The Current Column

Climate Adaptation at Risk

How the Impasse on the Global Goal on Adaption Affects Developing Nations

Hasanuzzaman, A B M / Aparajita Banerjee
The Current Column (2026)

Bonn: German Institute of Development and Sustainability (IDOS), The Current Column of 6 July 2026

Bonn, 06 July 2026. Across climate-vulnerable countries, communities are adapting to climate impacts, but the resource needed to sustain these efforts remains inadequate.

The June Climate Meetings (SB64), the annual mid-year climate negotiations, delivered limited progress on several key agenda items, including the Global Goal on Adaptation (GGA). The GGA is a collective commitment by all countries under the Paris Agreement to guide adaptation efforts, strengthen accountability, and mobilise finance for vulnerable countries. While countries were expected to finalise their operational framework, longstanding political issues remained unresolved. Developing countries criticised developed countries for failing to commit to a text that would at least triple adaptation finance, as envisaged under COP 30’s Global Mutirão outcome. Without agreement on finance, negotiations made little progress.

The deadlock extends far beyond the negotiation rooms in Bonn. For climate-vulnerable countries, inadequate adaptation finance widens the gap between climate commitments and implementation. National adaptation budgets are often insufficient and must compete with other pressing development priorities. As a result, millions remain exposed to climate risks, while hard-won development gains are placed at risk. Although many developing countries already devote significant public resources to addressing climate impacts, these investments remain far below what is needed and further constrain fiscal space for other development priorities.

Recent national budget allocations in Bangladesh, one of the world’s most climate-change-vulnerable countries, help illustrate the implications of stalled progress on GGA within the national context. Bangladesh’s National Adaptation Plan of 2023 estimates that approximately USD 8.5 billion will be needed annually between 2023 and 2050 to address adaptation challenges. By contrast, Bangladesh’s national budget for 2026-2027 allocated around USD 3.19 billion for climate change adaptation. Distributed across 25 ministries, this funding supports disaster risk reduction, climate-resilient agriculture, food security, and social protection programmes. While substantial, it covers less than half of the country's estimated annual adaptation needs, underscoring that domestic resources alone are insufficient to meet adaptation goals.

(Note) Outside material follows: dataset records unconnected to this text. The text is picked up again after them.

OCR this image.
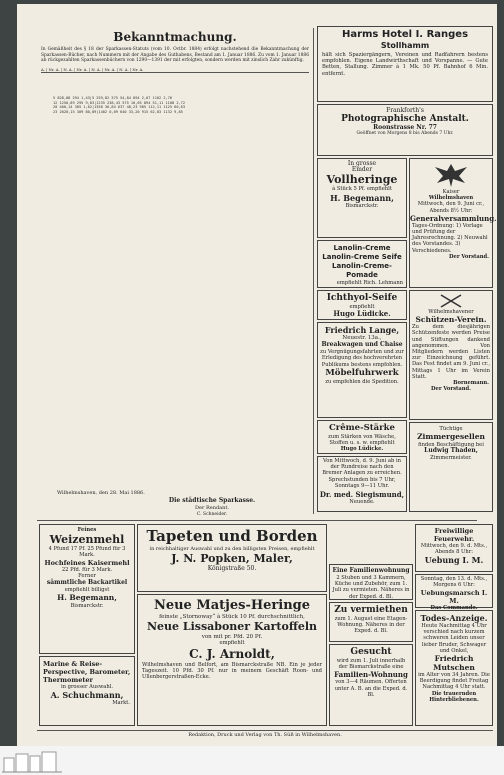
Bekanntmachung.
In Gemäßheit des § 18 der Sparkassen-Statuts (vom 10. Octbr. 1884) erfolgt nachstehend die Bekanntmachung der Sparkassen-Bücher, nach Nummern mit der Angabe des Guthabens, Bestand am 1. Januar 1886. Zu vom 1. Januar 1886 ab rückgezahlten Sparkassenbüchern von 1290—1391 der mit erfolgten, sondern werden mit zinslich Zahr zukünftig.
A. | Nr. A. | N. A. | Nr. A. | N. A. | Nr. A. | N. A. | Nr. A.
5 828,88 294 1,43|5 259,82 575 54,84 894 2,07 1102 2,76
12 1250,89 295 9,83|1235 238,43 575 10,65 894 51,11 1108 2,72
20 400,14 305 1,62|1358 36,84 637 48,23 905 112,11 1125 60,63
23 2020,15 309 80,89|1402 0,09 640 33,20 915 62,83 1132 9,85
Wilhelmshaven, den 28. Mai 1886.
Die städtische Sparkasse.
Der Rendant.
C. Schneider.
Harms Hotel I. Ranges
Stollhamm
hält sich Spaziergängern, Vereinen und Radfahrern bestens empfohlen. Eigene Landwirthschaft und Vorspanne. — Gute Betten, Stallung. Zimmer à 1 Mk. 50 Pf. Bahnhof 6 Min. entfernt.
Frankforth's
Photographische Anstalt.
Roonstrasse Nr. 77
Geöffnet von Morgens 8 bis Abends 7 Uhr.
In grosse
Emder
Vollheringe
à Stück 5 Pf. empfiehlt
H. Begemann,
Bismarckstr.
Lanolin-Creme
Lanolin-Creme Seife
Lanolin-Creme-Pomade
empfiehlt Rich. Lehmann
Ichthyol-Seife
empfiehlt
Hugo Lüdicke.
Friedrich Lange,
Neuestr. 13a.,
Breakwagen und Chaise
zu Vergnügungsfahrten und zur Erledigung des hochverehrten Publikums bestens empfohlen.
Möbelfuhrwerk
zu empfehlen die Spedition.
Crême-Stärke
zum Stärken von Wäsche, Stoffen u. s. w. empfiehlt
Hugo Lüdicke.
Von Mittwoch, d. 9. Juni ab in der Rundreise nach den Bremer Anlagen zu erreichen. Sprechstunden bis 7 Uhr, Sonntags 9—11 Uhr.
Dr. med. Siegismund,
Neuende.
Kaiser
Wilhelmshaven
Mittwoch, den 9. Juni cr., Abends 8½ Uhr:
Generalversammlung.
Tages-Ordnung: 1) Vorlage und Prüfung der Jahresrechnung. 2) Neuwahl des Vorstandes. 3) Verschiedenes.
Der Vorstand.
Wilhelmshavener
Schützen-Verein.
Zu dem diesjährigen Schützenfeste werden Preise und Stiftungen dankend angenommen. Von Mitgliedern werden Listen zur Einzeichnung geführt. Das Fest findet am 9. Juni cr., Mittags 1 Uhr im Verein Statt.
Bornemann.
Der Vorstand.
Tüchtige
Zimmergesellen
finden Beschäftigung bei
Ludwig Thaden,
Zimmermeister.
Feines
Weizenmehl
4 Pfund 17 Pf. 25 Pfund für 3 Mark.
Hochfeines Kaisermehl
22 Pfd. für 3 Mark.
Ferner
sämmtliche Backartikel
empfiehlt billigst
H. Begemann,
Bismarckstr.
Marine & Reise-Perspective, Barometer, Thermometer
in grosser Auswahl.
A. Schuchmann,
Markt.
Tapeten und Borden
in reichhaltiger Auswahl und zu den billigsten Preisen, empfiehlt
J. N. Popken, Maler,
Königstraße 50.
Neue Matjes-Heringe
feinste „Stornoway“ à Stück 10 Pf. durchschnittlich,
Neue Lissaboner Kartoffeln
von mit pr. Pfd. 20 Pf.
empfiehlt
C. J. Arnoldt,
Wilhelmshaven und Belfort, am Bismarckstraße NB. Ein je jeder Tageszeit. 10 Pfd. 30 Pf. nur in meinem Geschäft Roon- und Ullenbergerstraßen-Ecke.
Eine Familienwohnung
2 Stuben und 3 Kammern, Küche und Zubehör, zum 1. Juli zu vermieten. Näheres in der Exped. d. Bl.
Zu vermiethen
zum 1. August eine Etagen-Wohnung. Näheres in der Exped. d. Bl.
Gesucht
wird zum 1. Juli innerhalb der Bismarckstraße eine
Familien-Wohnung
von 3—4 Räumen. Offerten unter A. B. an die Exped. d. Bl.
Freiwillige Feuerwehr.
Mittwoch, den 9. d. Mts., Abends 8 Uhr:
Uebung I. M.
Sonntag, den 13. d. Mts., Morgens 6 Uhr:
Uebungsmarsch I. M.
Das Commando.
Todes-Anzeige.
Heute Nachmittag 4 Uhr verschied nach kurzem schweren Leiden unser lieber Bruder, Schwager und Onkel,
Friedrich Mutschen
im Alter von 34 Jahren. Die Beerdigung findet Freitag Nachmittag 4 Uhr statt.
Die trauernden Hinterbliebenen.
Redaktion, Druck und Verlag von Th. Süß in Wilhelmshaven.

The adaptation allocation, equivalent to around 4.15% of the national budget, represents an increase from previous years but also highlights fiscal trade-offs. Public investment in climate mitigation remains limited, with the FY2026–27 budget allocating only USD 814 million to renewable energy, energy efficiency, low-carbon transport, and afforestation. This falls well short of the estimated USD 1.78 billion required annually to meet Bangladesh’s renewable energy targets by 2030, including USD 553 million in public investment, while the current allocation of USD 31.1 million covers only 2.2% of this need. As a result, inadequate public financing continues to slow renewable energy deployment, while dependence on imported fossil fuels is reinforced by tax exemptions for importing them.

For countries like Bangladesh, grant-based adaptation finance is therefore essential. Without it, climate ambitions risk remaining largely rhetorical. Persistent underfunding can weaken adaptation institutions and undermine implementation efforts built over years. Yet national governments alone cannot be blamed. The war in Ukraine and the US-Iran war have heightened concerns over energy security, inflation, and economic stability, diverting fiscal resources and political attention away from climate action.

Similarly, many climate-vulnerable countries now face a dual challenge: managing escalating climate risks while navigating an increasingly uncertain geopolitical landscape. Energy insecurity, supply-chain disruptions, and economic volatility have been added to an already long list of climate-related threats, including sea-level rise, floods, droughts, salinity intrusion, food insecurity, displacement, and ecosystem degradation.

The lack of progress on the GGA at SB64 is therefore deeply concerning. Climate-vulnerable countries need continuous and adequate finance to implement adaptation measures and meet their climate commitments. Yet the political and fiscal space for adaptation is shrinking, not because climate risks have diminished, but because competing crises increasingly dominate national and international agendas. COP31 must restore momentum by agreeing on an operational GGA that is measurable, finance-responsive, and implementation-oriented. This requires agreed adaptation indicators, stronger accountability, and predictable grant-based finance that enables vulnerable countries to implement their adaptation priorities.


A B M Hasanuzzaman is a 2025 Alexander von Humboldt International Climate Protection Fellow hosted by IDOS.

Dr Aparajita Banerjee is a sociologist and Senior Researcher in the research department “Environmental Governance” at the German Institute of Development and Sustainability (IDOS).